NuVasive unveils Pulse robot
The Pulse system is designed to allow surgeons to perform robotic-assisted spine surgery. It features an extensible architecture for multiple procedural application support; optimized surgeon control with real-time adjustments to enhance autonomy; dynamic, real-time feedback and a flexible mobile cart that is easy to set up and configure in existing operating rooms.
“As part of NuVasive’s commitment to transform surgery, at NASS we will showcase enabling technologies that help surgeons perform less invasive spine procedures,” president Matt Link said in a news release. “Key to this foundation is Pulse, the first and only system to integrate multiple technologies in a single expandable platform designed for all spine procedures. As part of this platform, we look forward to unveiling Pulse Robotics, an application that introduces automation while maintaining surgeon control to optimize clinical decision making and deliver better patient outcomes.”

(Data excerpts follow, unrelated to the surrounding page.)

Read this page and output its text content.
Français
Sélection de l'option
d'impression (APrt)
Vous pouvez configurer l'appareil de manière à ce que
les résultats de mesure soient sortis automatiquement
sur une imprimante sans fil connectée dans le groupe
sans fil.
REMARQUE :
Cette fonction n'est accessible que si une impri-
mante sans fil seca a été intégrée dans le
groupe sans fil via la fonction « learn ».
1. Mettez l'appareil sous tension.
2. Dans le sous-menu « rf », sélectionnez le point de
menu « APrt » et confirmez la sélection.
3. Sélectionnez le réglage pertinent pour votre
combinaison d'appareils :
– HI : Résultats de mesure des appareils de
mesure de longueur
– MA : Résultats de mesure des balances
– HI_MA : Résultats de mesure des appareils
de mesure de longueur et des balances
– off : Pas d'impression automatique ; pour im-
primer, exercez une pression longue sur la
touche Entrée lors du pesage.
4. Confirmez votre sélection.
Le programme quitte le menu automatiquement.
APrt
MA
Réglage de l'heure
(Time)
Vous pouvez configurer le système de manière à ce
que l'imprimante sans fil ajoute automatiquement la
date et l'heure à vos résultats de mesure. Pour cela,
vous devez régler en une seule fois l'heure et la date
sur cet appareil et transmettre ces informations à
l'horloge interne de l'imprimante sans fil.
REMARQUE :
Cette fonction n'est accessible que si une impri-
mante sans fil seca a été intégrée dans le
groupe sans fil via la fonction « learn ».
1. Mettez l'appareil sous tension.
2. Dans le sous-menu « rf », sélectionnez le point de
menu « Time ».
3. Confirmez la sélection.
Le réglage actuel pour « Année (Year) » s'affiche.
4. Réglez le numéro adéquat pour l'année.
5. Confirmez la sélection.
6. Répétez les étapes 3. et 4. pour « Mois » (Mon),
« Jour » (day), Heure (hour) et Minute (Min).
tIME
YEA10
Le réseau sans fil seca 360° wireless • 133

NuVasive’s Pulse platform has been shown to reduce blood loss, hospital stays and had less operative morbidity compared to traditional open spine surgery, according to the company. NuVasive also said the Pulse platform improves workflow, reduces variability and increases the reproducibility of surgical outcomes, which includes neuromonitoring, surgical planning, rod bending, radiation reduction, imaging and navigation functions.
Surgeons can operate the control atm within the plane of various degrees of freedom, even if the arm is locked in place. The mobility allows for slight adjustments of screw trajectory without having to re-register. The robotic arm has 7º of freedom to mimic the movements of a real arm.
FDA approval of the system is expected in mid-2021 with a soft launch of the device in the second half of 2021. The company plans a full launch in 2022.